CW; self harm
Religious horror in the horror in the 21st century seems almost nonexistent. As a lapsed Catholic, I’m constantly drawn to horror films involving religious imagery. It won’t surprise you, there’s a lot. Most of the time, I’m just disappointed. My disappointment is that they’re rarely religious. Most of these films generally just regurgitate the scares and sacrilegious imagery of The Exorcist fifty years later. James Wan built The Conjuring franchise on the premise of “good” Christian souls, the less said about the actual Warrens the better, doing battle with the forces of capital E “Evil”. These will generally involve a priest or other figure of religious authority. Religious iconography becomes window dressing for what are basically monster movies. Monster movies, religious imagery, and the occult are fun. I like these things. Religious horror should communicate something about religious beliefs though.

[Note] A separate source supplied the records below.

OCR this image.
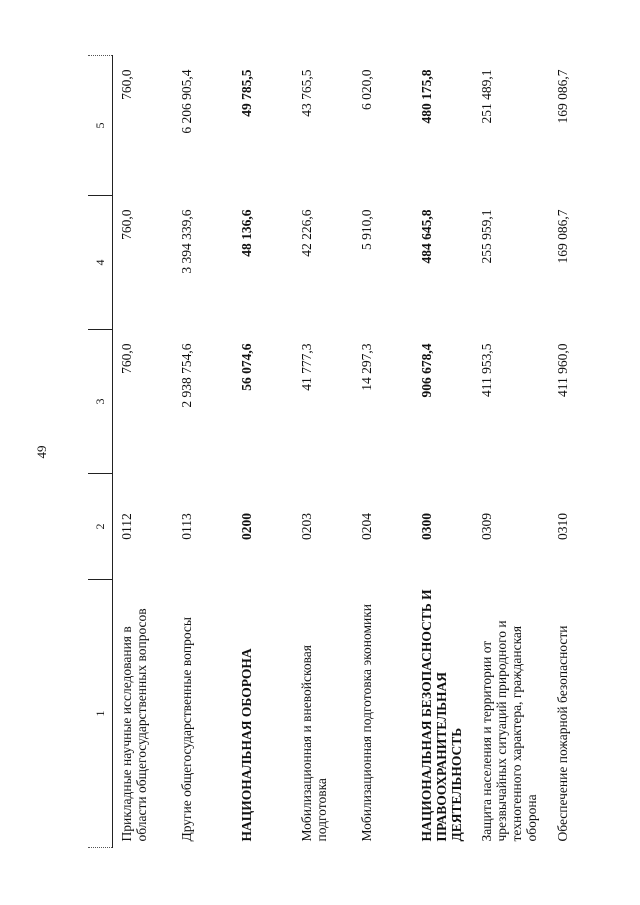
49
1	2	3	4	5
Прикладные научные исследования в области общегосударственных вопросов	0112	760,0	760,0	760,0
Другие общегосударственные вопросы	0113	2 938 754,6	3 394 339,6	6 206 905,4
НАЦИОНАЛЬНАЯ ОБОРОНА	0200	56 074,6	48 136,6	49 785,5
Мобилизационная и вневойсковая подготовка	0203	41 777,3	42 226,6	43 765,5
Мобилизационная подготовка экономики	0204	14 297,3	5 910,0	6 020,0
НАЦИОНАЛЬНАЯ БЕЗОПАСНОСТЬ И ПРАВООХРАНИТЕЛЬНАЯ ДЕЯТЕЛЬНОСТЬ	0300	906 678,4	484 645,8	480 175,8
Защита населения и территории от чрезвычайных ситуаций природного и техногенного характера, гражданская оборона	0309	411 953,5	255 959,1	251 489,1
Обеспечение пожарной безопасности	0310	411 960,0	169 086,7	169 086,7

I remember seeing The Exorcist for the first time in high school. I’d never seen a horror movie like it or really any film like it. I understood the religious ideas in this film because they were the ones in my home. When it comes to religious horror, this still remains the standard. Yet its imitators copy the surface struggles without looking at the philosophical struggle central to the film. Yes, two priests battle a possibly demonic force for the soul of a young girl. Yet, this isn’t the true struggle of the film. Jason Miller’s Father Karras struggles constantly with whether he is a good person and the beliefs he practices. The horror of The Exorcist lies in how this otherworldly tests both Karras’s character and his beliefs. The Exorcist is ultimately a film about faith.
Rose Glass’s 2019 directorial debut Saint Maud is also about faith. Glass’s film is the first religious horror that seems made by some who understands the actual religion. This is a tale where the Catholic faith drives the story. A bleak parable, Saint Maud looks at one person’s faith and its horrible costs.
Morfydd Clark portrays Maud a young hospice nurse who is devoutly Catholic. Her latest patient is Jennifer Ehle’s Amanda, a once celebrated choreographer now dying of cancer. Maud openly shares her faith in God with her new patient and how she hears him. Amanda, clearly an atheist, indulges Maud’s peculiarities. She facetiously refers to Maud as her little savior. Maud, already believing God sent her to this new patient, takes this jibe with total sincerity. Only when Maud realizes that Amanda’s words were meant to insult does the film start down its dark path.
Writer/director Rose Glass presents two possibilities to the audience about Maud. The first is that Maud might be unhinged in her beliefs, a side effect of past trauma. There’s shots towards the beginning showing scars indicating possible self harm. Maud’s adherence to her faith only fuels this tendency towards self mutilation. When she slaps Amanda, she punishes the offending hand. At one point, she place nails in her shoes as a form of penitence. Maud is a Catholic who firmly believes through suffering comes salvation.
The second possibility Glass presents is that Maud truly receives visions from God. Very early on, we see Maud enraptured by something multiple times. After she feels abandoned by God, she finds herself alone floating in mid air, redeeming her faith. There’s multiple times Maud sees vortexes as possible signs from the Lord. By the end of the film, she’s talking to Him directly.
Whether she’s crazy or is being visited spiritually isn’t the point of Glass’s film. What is important is that Maud utterly believes. Glass doles out enough about Maud we understand why she’s turned to Catholicism. At one point she was a nurse named Katie. Something occurred with the death of a patient that deeply affected her. She turned to Catholicism and Katie became Maud. There’s precedent in the New Testament of saints changing their name after conversion. It’s clear Maud’s own conversion lies in her desire for absolution and salvation. She truly believes that self harm she does now is in service of her penitence. She sinned and now believes she must save Amanda to save herself. By the end, Maud truly believes only God will absolve her of her sins, even after others grant her this.
Saint Maud is terrifying because of what Maud’s faith drives her to do. It’s been awhile since I’ve seen a horror film that actually understands the religion it portrays. Rose Glass crafts a story where the religious philosophy drives the horror. This is the story of a woman who feels her beliefs justify her increasingly deranged actions. Here the religious imagery and philosophy serve only to make the film scarier.